This came in from a thoughtful reader:
Somewhere it is written that courtesy is the lubricant of civil discourse. Apparently, that does not work in social media and other electronic forums.
Jason Gay, a writer for the Wall Street Journal, said, “Social media in 2016 is like stepping into a trash bag of angry bees. There’s disturbing, genuine hate, a sociopathic lack of empathy, and almost zero engagement with opposing opinions, unless it is to demonize or insult them ad hominem.” (From “Sixteen Thoughts on Colin Kaepernick,” Sept. 7, 2016, Wall Street Journal.)
The term for these angry bees is trolls. Elpasospeak seems to have attracted a crew of regulars that have taken up residence under the metaphorical bridge and pounce on anything or anyone who ventures an opinion. They yell in ALL CAPS, can find fault in anything, and manifest all the other characteristics described by Mr. Gay. One wonders if they are waiting for the second coming with a box of Crucifixion Nails.
Wait. That would require action – real action and commitment – and maybe personal risk.
In my youth, I heard the term slacktivism — “Engaging socially in activism that requires little or no effort as part of a lifestyle or self-identity. Slacktivism requires no personal investment and usually produces no appreciable results.” With the advent of the internet and social media, slacktivism has morphed into clicktivism, re-postivism, liketivism, and blogging. Same characteristics: no personal commitment or risk (especially when posting anonymously), no effort, and no appreciable results.
When a person was standing on a soapbox, he or she at least had to go to the street corner or town square and face his or her audience. It was hard to be a troll when you had a person in front of your instead of a computer screen.
Let us examine outrage. An observer of the modern news media has commented that today’s news stories seek to evoke one of two reactions:1) you should be scared to death about this news, or 2) you should be outraged.

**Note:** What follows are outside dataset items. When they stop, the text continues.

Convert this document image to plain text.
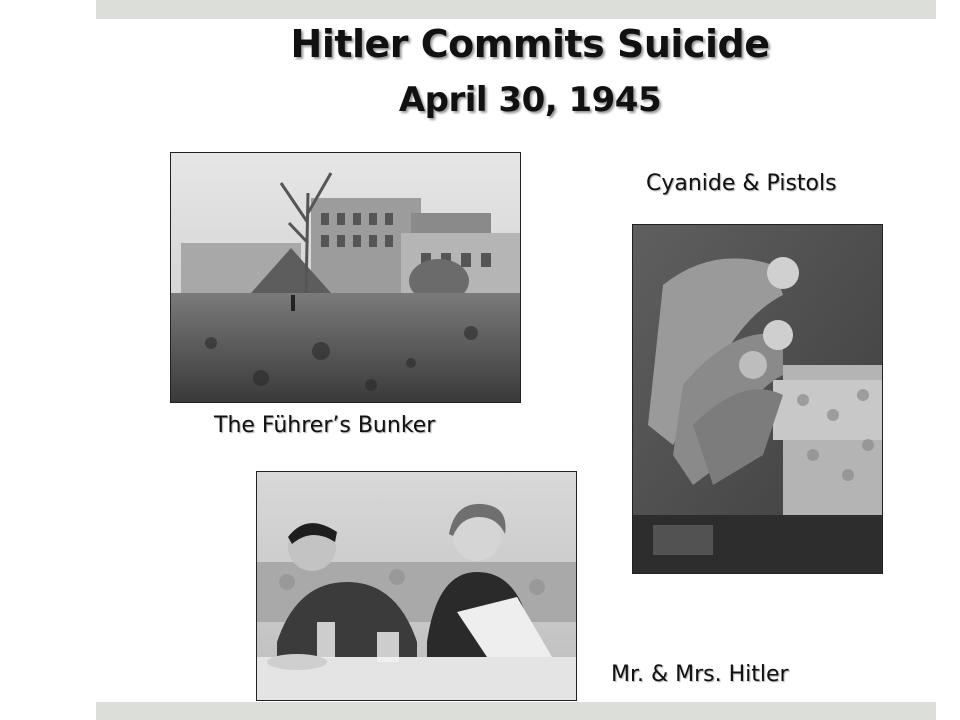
Hitler Commits Suicide
April 30, 1945
The Führer’s Bunker
Cyanide & Pistols
Mr. & Mrs. Hitler
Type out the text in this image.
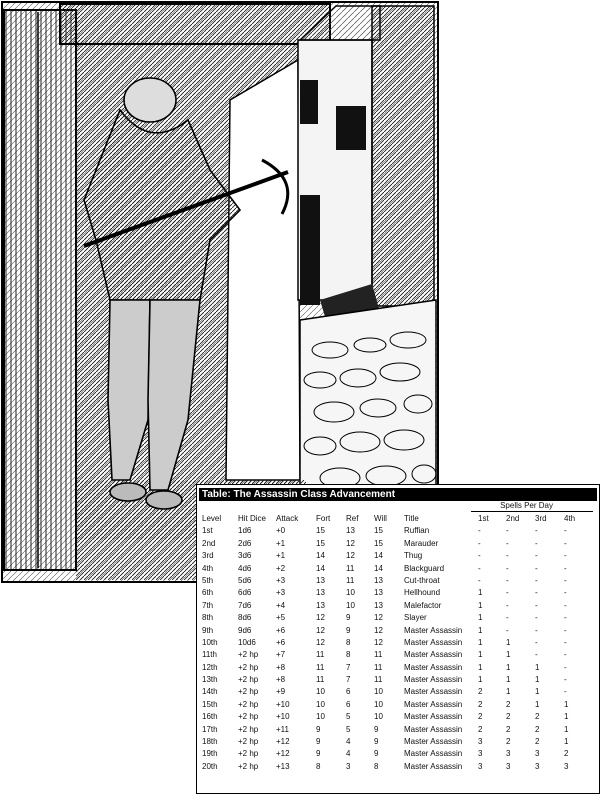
.
Table: The Assassin Class Advancement
Spells Per Day
Level	Hit Dice	Attack	Fort	Ref	Will	Title	1st	2nd	3rd	4th
1st	1d6	+0	15	13	15	Ruffian	-	-	-	-
2nd	2d6	+1	15	12	15	Marauder	-	-	-	-
3rd	3d6	+1	14	12	14	Thug	-	-	-	-
4th	4d6	+2	14	11	14	Blackguard	-	-	-	-
5th	5d6	+3	13	11	13	Cut-throat	-	-	-	-
6th	6d6	+3	13	10	13	Hellhound	1	-	-	-
7th	7d6	+4	13	10	13	Malefactor	1	-	-	-
8th	8d6	+5	12	9	12	Slayer	1	-	-	-
9th	9d6	+6	12	9	12	Master Assassin	1	-	-	-
10th	10d6	+6	12	8	12	Master Assassin	1	1	-	-
11th	+2 hp	+7	11	8	11	Master Assassin	1	1	-	-
12th	+2 hp	+8	11	7	11	Master Assassin	1	1	1	-
13th	+2 hp	+8	11	7	11	Master Assassin	1	1	1	-
14th	+2 hp	+9	10	6	10	Master Assassin	2	1	1	-
15th	+2 hp	+10	10	6	10	Master Assassin	2	2	1	1
16th	+2 hp	+10	10	5	10	Master Assassin	2	2	2	1
17th	+2 hp	+11	9	5	9	Master Assassin	2	2	2	1
18th	+2 hp	+12	9	4	9	Master Assassin	3	2	2	1
19th	+2 hp	+12	9	4	9	Master Assassin	3	3	3	2
20th	+2 hp	+13	8	3	8	Master Assassin	3	3	3	3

Lance Morrow, also of the Journal, calls outrage the signature emotion of American life; he labeled it an addiction. In describing modern political discourse, he wrote, “The various tribes have broken off negotiations with all differing points of view. They excuse themselves from self-doubt and abandon the idea of anything so weak as compromise or, God forbid, ambivalence: No other perspective could possibly be valid. … People give themselves over to the pleasures of self-righteousness and self-importance that come with being wronged when you know you’re in the right. “
“Outrage presents itself as an assertion of conscience, but in practice it mostly bypasses conscience and judgment, and goes straight to self-righteous rage, ……But, like so much else today, it has gotten to be a racket. The coin of anger is debased. Indignation has become a meme—not an authentic political or moral reaction to facts in a serious world, but rather a reflex, a kind of irresponsible playacting, or worse, a mania. When everyone is outraged, then real grievances lose their meaning, and the endless indulgence of outrage becomes, objectively, immoral.”
It seems like we cannot be merely dissatisfied – we must be outraged.